Australian offshore regulator orders shutdown of Timor Sea FPSO vessel
12 July 2019
On July 11, Australian offshore safety regulator NOPSEMA issued a prohibition notice to Upstream Production Solutions (UPS) as service provider and Northern Oil & Gas Australia (NOGA) as operator of the Northern Endeavour floating production, storage, and offloading (FPSO) vessel in the Timor Sea to halt all production and cease all operations immediately.

Northern Endeavour - Image: NOGA
NOPSEMA (the National Offshore Petroleum Safety and Environmental Management Authority) said the notice was issued due to what it called an “immediate threat to health and safety” due to structural corrosion at the facility.

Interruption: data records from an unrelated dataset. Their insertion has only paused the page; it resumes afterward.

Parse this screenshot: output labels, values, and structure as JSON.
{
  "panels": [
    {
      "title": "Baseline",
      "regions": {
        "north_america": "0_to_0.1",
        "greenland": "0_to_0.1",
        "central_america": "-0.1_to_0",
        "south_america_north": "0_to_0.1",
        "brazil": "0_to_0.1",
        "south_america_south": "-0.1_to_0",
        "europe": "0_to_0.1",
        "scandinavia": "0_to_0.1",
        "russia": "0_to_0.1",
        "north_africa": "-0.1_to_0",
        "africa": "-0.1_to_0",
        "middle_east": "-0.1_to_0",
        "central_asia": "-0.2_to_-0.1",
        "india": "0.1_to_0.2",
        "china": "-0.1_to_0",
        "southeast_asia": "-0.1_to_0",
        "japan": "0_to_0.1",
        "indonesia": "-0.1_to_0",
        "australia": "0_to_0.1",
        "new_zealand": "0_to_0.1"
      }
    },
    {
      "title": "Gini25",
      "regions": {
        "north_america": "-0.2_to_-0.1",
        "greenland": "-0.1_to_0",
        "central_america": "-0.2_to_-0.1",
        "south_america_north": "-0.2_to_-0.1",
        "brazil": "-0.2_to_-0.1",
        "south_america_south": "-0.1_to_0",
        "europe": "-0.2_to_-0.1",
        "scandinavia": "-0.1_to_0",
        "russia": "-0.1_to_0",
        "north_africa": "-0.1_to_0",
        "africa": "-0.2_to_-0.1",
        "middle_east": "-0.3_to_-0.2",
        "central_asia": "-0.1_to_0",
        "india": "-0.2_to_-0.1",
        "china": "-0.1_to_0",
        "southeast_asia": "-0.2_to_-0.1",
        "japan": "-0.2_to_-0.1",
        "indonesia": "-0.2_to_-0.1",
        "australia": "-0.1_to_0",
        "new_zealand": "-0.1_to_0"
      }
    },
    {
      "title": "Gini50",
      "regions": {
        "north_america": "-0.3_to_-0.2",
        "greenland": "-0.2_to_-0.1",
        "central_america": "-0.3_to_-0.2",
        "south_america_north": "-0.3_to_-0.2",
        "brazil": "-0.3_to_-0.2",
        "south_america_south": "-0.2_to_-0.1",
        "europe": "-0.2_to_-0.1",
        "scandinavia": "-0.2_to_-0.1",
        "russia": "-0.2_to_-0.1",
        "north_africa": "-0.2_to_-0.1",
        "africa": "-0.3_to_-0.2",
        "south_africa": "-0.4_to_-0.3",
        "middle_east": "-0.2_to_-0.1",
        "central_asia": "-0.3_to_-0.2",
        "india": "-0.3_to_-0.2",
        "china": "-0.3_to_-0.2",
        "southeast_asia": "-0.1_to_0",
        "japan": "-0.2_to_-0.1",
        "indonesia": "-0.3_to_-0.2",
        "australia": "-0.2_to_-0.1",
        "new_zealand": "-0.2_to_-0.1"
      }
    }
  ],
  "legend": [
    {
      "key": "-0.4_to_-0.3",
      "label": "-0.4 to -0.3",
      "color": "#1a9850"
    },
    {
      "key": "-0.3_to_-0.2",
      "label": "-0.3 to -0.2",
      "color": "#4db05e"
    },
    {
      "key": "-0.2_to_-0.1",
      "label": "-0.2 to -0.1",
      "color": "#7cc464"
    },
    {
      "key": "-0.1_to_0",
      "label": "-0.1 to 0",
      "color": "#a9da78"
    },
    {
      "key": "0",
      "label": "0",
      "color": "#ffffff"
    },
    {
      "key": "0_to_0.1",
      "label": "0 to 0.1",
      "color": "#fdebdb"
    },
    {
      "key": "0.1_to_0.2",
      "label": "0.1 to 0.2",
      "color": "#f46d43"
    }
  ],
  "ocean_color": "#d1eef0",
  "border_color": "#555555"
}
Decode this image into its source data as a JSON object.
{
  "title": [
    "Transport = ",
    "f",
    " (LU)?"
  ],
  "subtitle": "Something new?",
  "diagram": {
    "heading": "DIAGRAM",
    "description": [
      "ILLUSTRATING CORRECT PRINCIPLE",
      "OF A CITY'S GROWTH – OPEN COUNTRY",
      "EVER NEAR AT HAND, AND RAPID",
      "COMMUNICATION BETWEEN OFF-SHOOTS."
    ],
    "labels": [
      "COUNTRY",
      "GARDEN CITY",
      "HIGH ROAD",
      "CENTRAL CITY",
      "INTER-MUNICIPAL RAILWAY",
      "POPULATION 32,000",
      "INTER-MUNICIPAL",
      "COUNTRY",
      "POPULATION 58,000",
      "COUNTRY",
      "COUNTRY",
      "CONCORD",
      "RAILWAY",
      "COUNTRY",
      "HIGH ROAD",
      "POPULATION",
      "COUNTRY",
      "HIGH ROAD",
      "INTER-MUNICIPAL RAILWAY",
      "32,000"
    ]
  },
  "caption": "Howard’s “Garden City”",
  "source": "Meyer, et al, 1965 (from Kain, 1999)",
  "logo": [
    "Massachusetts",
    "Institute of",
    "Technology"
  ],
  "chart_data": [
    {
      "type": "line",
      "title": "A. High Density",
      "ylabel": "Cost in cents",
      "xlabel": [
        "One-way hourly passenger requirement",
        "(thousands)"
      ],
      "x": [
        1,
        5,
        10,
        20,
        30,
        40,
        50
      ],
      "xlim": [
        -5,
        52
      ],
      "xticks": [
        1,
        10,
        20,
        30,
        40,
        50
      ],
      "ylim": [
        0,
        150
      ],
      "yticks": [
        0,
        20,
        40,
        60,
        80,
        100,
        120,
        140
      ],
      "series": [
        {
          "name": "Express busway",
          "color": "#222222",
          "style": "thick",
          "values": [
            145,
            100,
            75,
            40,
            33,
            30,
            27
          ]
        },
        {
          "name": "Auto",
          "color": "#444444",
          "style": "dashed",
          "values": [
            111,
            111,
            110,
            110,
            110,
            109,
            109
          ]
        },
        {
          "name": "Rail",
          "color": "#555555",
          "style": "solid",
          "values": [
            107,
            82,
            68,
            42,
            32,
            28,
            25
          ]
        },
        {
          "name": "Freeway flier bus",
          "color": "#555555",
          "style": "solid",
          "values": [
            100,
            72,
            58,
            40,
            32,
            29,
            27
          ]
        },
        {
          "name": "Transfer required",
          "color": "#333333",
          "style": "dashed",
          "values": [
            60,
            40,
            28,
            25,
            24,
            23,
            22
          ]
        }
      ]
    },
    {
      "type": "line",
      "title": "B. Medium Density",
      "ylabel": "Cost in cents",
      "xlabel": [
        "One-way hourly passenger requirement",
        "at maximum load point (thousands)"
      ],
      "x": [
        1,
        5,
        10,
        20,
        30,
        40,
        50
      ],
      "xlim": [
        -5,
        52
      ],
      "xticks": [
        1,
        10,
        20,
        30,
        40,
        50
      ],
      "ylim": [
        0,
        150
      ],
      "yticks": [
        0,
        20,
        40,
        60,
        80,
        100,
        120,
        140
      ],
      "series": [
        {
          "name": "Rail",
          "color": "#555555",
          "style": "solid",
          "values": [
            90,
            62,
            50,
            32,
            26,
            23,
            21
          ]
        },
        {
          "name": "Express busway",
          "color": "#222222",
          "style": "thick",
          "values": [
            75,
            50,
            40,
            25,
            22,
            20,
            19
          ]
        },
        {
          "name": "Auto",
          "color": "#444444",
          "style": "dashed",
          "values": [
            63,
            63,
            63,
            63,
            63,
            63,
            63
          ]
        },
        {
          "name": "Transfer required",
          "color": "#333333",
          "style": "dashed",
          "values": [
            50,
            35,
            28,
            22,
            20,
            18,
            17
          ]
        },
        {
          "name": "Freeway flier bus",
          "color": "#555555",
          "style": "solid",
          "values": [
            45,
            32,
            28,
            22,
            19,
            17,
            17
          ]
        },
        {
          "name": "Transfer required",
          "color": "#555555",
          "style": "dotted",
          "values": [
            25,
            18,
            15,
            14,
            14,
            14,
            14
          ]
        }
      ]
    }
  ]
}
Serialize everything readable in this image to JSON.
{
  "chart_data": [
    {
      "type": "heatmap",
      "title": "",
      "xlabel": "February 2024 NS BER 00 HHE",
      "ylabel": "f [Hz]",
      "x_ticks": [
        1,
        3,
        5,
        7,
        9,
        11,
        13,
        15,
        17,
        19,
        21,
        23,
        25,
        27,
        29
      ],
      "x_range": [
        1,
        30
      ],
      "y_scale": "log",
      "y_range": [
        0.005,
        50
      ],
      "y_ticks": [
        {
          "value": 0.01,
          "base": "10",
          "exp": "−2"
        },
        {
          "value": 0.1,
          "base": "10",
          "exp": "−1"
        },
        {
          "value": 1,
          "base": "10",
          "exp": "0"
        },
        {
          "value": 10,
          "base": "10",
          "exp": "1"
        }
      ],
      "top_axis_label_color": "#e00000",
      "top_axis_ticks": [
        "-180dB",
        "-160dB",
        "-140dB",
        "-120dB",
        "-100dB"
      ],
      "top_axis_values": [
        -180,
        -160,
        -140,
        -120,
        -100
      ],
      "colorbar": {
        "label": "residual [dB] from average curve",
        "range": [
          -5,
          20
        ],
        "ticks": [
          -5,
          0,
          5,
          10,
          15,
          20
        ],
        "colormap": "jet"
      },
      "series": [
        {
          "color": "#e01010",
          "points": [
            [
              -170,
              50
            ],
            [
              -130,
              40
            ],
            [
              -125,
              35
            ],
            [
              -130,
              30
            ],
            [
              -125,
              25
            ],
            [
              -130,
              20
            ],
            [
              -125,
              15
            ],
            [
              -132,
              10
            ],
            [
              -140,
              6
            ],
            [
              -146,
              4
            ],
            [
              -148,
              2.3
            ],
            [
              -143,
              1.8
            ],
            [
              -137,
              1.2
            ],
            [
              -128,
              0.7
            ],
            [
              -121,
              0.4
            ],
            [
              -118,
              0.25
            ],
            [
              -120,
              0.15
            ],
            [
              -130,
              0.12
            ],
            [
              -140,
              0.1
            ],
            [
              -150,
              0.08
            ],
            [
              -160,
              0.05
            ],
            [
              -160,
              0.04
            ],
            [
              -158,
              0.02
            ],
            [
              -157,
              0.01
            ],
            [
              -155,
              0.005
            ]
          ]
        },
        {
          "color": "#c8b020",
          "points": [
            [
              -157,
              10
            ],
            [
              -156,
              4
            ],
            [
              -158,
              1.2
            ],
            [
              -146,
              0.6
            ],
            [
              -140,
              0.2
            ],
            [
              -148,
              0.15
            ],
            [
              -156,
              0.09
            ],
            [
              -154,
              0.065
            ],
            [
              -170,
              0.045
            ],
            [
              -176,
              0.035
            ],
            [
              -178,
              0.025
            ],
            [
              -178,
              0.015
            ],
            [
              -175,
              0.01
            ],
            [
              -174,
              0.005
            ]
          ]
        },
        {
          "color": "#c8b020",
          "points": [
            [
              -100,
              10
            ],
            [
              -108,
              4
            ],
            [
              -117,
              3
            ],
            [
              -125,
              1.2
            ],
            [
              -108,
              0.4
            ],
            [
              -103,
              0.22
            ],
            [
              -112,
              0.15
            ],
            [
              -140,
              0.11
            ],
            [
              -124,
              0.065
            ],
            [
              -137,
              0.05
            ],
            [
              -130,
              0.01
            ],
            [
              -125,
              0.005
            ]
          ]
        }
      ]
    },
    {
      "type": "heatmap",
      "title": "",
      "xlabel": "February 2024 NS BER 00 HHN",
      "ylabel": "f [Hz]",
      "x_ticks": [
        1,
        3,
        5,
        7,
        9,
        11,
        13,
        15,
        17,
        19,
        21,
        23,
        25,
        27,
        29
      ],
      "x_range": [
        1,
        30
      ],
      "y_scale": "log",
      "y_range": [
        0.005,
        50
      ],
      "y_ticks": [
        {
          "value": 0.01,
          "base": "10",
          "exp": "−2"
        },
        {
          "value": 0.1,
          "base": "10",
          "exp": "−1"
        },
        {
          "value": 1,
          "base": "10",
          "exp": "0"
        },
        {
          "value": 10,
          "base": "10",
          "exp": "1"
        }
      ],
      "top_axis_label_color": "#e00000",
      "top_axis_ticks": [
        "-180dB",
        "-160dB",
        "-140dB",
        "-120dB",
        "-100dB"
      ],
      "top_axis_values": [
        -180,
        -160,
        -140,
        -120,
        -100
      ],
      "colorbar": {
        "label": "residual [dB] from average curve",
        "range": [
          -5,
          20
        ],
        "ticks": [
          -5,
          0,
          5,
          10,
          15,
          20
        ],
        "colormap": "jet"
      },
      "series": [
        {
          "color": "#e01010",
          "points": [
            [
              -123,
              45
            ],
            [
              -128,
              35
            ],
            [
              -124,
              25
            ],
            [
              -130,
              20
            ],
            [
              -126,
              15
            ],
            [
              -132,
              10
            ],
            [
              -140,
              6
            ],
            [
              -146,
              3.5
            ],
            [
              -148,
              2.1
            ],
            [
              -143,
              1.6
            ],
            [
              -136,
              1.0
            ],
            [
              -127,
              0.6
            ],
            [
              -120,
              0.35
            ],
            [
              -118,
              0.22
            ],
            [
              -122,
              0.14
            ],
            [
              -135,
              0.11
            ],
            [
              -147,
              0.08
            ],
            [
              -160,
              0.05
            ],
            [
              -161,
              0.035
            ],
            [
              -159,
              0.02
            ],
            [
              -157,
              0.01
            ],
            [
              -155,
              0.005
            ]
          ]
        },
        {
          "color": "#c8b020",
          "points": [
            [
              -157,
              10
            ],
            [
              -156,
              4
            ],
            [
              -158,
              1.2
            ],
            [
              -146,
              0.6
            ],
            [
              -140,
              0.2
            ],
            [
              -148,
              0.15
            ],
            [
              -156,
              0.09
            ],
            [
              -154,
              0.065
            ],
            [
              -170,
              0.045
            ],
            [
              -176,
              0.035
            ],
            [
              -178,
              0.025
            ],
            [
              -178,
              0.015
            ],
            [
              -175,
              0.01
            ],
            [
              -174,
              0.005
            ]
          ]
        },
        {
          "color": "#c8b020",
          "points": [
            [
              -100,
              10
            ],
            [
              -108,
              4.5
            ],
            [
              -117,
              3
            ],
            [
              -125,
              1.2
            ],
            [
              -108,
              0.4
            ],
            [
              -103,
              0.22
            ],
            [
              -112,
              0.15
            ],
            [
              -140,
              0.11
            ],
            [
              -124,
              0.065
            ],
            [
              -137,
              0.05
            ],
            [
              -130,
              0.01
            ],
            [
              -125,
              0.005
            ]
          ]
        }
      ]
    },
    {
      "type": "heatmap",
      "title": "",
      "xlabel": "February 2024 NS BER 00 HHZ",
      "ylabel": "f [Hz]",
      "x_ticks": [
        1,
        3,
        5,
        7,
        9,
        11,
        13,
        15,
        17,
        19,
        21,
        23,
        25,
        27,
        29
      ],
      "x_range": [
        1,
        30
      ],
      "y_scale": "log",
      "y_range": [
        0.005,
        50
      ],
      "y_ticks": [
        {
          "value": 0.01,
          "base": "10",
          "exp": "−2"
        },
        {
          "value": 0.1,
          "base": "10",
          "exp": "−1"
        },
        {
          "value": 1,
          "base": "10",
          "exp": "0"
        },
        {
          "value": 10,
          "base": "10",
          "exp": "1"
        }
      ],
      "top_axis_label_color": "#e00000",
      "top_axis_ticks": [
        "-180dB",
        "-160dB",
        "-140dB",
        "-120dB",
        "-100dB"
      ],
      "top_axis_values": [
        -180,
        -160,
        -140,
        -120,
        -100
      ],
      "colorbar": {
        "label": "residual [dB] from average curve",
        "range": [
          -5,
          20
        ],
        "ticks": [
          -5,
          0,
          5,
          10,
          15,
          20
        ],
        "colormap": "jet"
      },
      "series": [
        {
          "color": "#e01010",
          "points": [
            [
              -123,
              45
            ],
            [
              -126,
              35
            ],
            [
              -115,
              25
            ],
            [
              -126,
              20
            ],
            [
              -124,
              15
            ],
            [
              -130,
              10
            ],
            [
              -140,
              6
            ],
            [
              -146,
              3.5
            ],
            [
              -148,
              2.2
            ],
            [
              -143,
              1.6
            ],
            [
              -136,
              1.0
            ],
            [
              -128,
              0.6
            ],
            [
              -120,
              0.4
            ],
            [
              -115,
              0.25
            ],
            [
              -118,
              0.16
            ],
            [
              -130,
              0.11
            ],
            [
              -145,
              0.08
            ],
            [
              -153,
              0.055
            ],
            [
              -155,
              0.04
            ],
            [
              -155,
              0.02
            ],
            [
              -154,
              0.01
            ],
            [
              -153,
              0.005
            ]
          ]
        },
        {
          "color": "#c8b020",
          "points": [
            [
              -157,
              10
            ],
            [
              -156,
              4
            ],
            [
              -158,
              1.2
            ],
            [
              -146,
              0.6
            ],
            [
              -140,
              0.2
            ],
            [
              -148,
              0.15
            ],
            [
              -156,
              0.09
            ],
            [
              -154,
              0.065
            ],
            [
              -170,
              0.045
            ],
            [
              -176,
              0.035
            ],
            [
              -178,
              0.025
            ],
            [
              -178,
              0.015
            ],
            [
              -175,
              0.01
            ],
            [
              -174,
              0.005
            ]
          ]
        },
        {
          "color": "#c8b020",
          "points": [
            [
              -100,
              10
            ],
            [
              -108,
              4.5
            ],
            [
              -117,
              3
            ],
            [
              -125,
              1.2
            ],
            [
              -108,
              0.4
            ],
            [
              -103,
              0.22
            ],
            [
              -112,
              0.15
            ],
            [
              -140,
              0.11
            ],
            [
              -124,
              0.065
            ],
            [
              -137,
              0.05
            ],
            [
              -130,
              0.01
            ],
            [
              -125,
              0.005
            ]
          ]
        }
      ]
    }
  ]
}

A regulatory inspection found that the FPSO was in a degraded state and there were major concerns over the technical integrity of critical structures and equipment on the vessel.
NOPSEMA said it had been notified on July 1 of a dangerous occurrence that described a dropped object of sufficient height and weight to cause a fatality. Upon inspection NOPSEMA identified structural defects due to corrosion at the facility that could lead to a structural failure under design load conditions. Such failure had the potential to cause an oil spill or gas leak with subsequent ignition leading to a major injury or multiple fatalities.
Northern Endeavour is permanently moored in 400 metres of water between the Laminaria and Corallina oil fields in the western Timor Sea about 550 km northwest of Darwin. The vessel is of double hull design and was originally installed by a Woodside Petroleum Ltd.-operated group following discovery of the fields in the mid-1990s. Oil production began in 1999.
The FPSO has the capacity to hold 1.4 million barrels of oil and at peak production it processed 170,000 b/d.
Current operator NOGA, a subsidiary of Perth-based Timor Sea Oil & Gas Australia, bought 100% of the licenses and the FPSO from Woodside in April 2016. Recent production rate has been less than 5,000 b/d.
NOGA and UPS have been given 48 hours to shut down the facility. The companies have said they will work with NOPSEMA to understand the regulator’s concerns and take appropriate action to resolve those issues.
This is not the first NOPSEMA notice to be issued to NOGA over safety and environmental concerns at its production vessel.
Three months ago the authority issued an improvement notice to the company for failure to meet its environmental plan obligations.
Last April the NOPSEMA inspectors said they had "reasonable grounds" to believe there was a "significant threat to the environment" because NOGA had allowed emergency spill contracts to expire and did not have the capacity to coordinate and manage an oil spill in its initial stages or combat and monitor a spill as described in its environmental plan.
Earlier in mid-2016, shortly after NOGA acquired the Laminaria and Corallina oil fields, the company was issued with a notice for having an inadequate capability and capacity to respond to an oil spill.